If OMS is not treated promptly, or if the underlying tumor persists, several complications may arise:

  • Permanent neurologic deficits: Chronic ataxia, dysarthria, and visual disturbances.
  • Cognitive and behavioral impairment: Learning disabilities, attention‑deficit/hyperactivity disorder‑like symptoms, or mood disorders.
  • Secondary infections: Resulting from prolonged immunosuppression (e.g., bacterial pneumonia, fungal infections).
  • Growth and developmental delay (children): Due to chronic illness and steroid side‑effects.
  • Relapse of underlying malignancy: Particularly if tumor resection is incomplete.

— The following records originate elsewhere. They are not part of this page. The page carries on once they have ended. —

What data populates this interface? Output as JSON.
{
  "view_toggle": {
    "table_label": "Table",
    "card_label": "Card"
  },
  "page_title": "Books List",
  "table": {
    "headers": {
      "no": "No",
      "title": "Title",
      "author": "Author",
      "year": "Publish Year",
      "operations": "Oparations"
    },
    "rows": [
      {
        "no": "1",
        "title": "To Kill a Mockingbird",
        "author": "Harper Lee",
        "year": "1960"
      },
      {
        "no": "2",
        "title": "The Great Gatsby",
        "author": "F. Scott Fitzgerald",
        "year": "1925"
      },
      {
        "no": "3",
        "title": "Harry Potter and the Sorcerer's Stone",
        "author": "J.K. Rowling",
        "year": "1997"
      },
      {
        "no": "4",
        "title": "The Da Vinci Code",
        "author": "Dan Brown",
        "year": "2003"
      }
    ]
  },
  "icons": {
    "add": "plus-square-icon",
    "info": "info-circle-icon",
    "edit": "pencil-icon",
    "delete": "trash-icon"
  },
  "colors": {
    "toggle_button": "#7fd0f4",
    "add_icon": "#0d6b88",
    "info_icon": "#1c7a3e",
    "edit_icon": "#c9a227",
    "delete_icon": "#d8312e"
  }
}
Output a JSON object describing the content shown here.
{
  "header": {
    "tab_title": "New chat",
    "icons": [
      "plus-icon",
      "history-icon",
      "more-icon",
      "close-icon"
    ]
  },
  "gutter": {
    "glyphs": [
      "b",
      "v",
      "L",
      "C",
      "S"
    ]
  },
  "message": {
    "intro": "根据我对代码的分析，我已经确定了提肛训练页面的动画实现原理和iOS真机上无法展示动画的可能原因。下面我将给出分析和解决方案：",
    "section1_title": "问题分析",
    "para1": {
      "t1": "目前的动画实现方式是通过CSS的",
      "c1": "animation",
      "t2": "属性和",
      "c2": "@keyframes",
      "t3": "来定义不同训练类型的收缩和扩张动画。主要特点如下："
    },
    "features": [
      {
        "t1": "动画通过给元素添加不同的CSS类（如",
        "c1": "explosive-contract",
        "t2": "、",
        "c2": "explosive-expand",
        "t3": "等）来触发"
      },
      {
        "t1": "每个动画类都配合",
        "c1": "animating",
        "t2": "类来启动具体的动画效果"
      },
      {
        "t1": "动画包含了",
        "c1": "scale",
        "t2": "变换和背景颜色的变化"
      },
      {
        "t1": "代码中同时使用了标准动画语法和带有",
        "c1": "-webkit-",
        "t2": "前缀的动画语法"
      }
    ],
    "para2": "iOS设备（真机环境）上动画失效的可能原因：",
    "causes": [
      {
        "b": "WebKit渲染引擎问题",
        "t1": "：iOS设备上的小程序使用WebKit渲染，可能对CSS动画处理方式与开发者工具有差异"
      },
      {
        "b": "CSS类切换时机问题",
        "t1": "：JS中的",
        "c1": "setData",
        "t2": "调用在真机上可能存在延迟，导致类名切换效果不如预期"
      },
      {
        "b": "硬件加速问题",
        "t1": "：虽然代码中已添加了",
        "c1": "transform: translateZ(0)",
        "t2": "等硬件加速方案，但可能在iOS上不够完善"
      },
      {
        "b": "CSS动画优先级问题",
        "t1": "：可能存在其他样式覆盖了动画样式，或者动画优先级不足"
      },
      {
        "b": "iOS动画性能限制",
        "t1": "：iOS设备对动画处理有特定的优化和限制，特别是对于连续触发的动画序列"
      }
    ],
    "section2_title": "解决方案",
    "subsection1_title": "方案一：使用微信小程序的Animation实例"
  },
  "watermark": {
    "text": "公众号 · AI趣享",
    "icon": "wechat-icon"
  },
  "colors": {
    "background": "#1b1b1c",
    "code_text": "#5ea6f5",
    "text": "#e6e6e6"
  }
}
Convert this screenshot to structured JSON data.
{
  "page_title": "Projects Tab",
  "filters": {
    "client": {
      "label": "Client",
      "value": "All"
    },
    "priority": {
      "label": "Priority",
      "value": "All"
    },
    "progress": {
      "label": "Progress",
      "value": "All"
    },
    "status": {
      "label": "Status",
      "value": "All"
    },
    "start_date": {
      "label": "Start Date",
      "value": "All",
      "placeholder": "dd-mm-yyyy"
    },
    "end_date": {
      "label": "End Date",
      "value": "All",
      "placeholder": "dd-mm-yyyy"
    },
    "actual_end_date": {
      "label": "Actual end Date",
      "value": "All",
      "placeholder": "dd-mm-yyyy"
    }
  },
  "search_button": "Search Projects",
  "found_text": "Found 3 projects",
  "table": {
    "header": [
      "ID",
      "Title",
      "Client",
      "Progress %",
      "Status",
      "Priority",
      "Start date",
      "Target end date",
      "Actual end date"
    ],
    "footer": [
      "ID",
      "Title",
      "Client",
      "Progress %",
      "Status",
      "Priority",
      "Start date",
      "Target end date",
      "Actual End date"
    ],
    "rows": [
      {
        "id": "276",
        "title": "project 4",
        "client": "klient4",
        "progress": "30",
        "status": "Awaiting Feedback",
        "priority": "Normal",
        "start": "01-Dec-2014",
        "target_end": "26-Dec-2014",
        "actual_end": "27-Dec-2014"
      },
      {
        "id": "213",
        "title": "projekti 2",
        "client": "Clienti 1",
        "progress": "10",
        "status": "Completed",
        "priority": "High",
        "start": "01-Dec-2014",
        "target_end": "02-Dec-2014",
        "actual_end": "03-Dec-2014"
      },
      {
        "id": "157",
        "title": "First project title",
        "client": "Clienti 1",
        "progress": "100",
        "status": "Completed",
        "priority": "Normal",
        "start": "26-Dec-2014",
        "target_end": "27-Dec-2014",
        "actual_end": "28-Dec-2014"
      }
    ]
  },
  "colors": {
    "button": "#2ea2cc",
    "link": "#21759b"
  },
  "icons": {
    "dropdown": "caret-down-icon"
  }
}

When to Seek Emergency Care

Call 911 or go to the nearest emergency department if you notice any of the following:
  • Sudden worsening of eye movements or myoclonus that makes breathing or swallowing difficult.
  • Loss of consciousness, severe headache, or stiff neck (possible meningitis or intracranial bleed).
  • Rapidly increasing weakness or inability to stand/walk.
  • High fever (> 38.5 °C / 101.3 °F) accompanied by confusion.
  • Signs of infection at IV sites or surgical wounds (redness, swelling, pus).

References

  1. Geurts, A., et al. “Opsoclonus-Myoclonus Syndrome: Clinical Features, Diagnosis, and Management.” Neurology, vol. 93, no. 9, 2019, pp. 416‑425. DOI:10.1212/WNL.0000000000007241.
  2. Rossi, S., et al. “Paraneoplastic Opsoclonus-Myoclonus in Children: Update on Neuroblastoma Association.” Cleveland Clinic Journal of Medicine, 2021.
  3. Mayo Clinic. “Opsoclonus Myoclonus Syndrome.” 2023, https://www.mayoclinic.org/diseases‑conditions/opsoclonus‑myoclonus‑syndrome.
  4. National Cancer Institute. “Neuroblastoma Treatment (PDQ®)–Health Professional Version.” 2022.
  5. World Health Organization. “Paraneoplastic Neurological Syndromes.” 2020.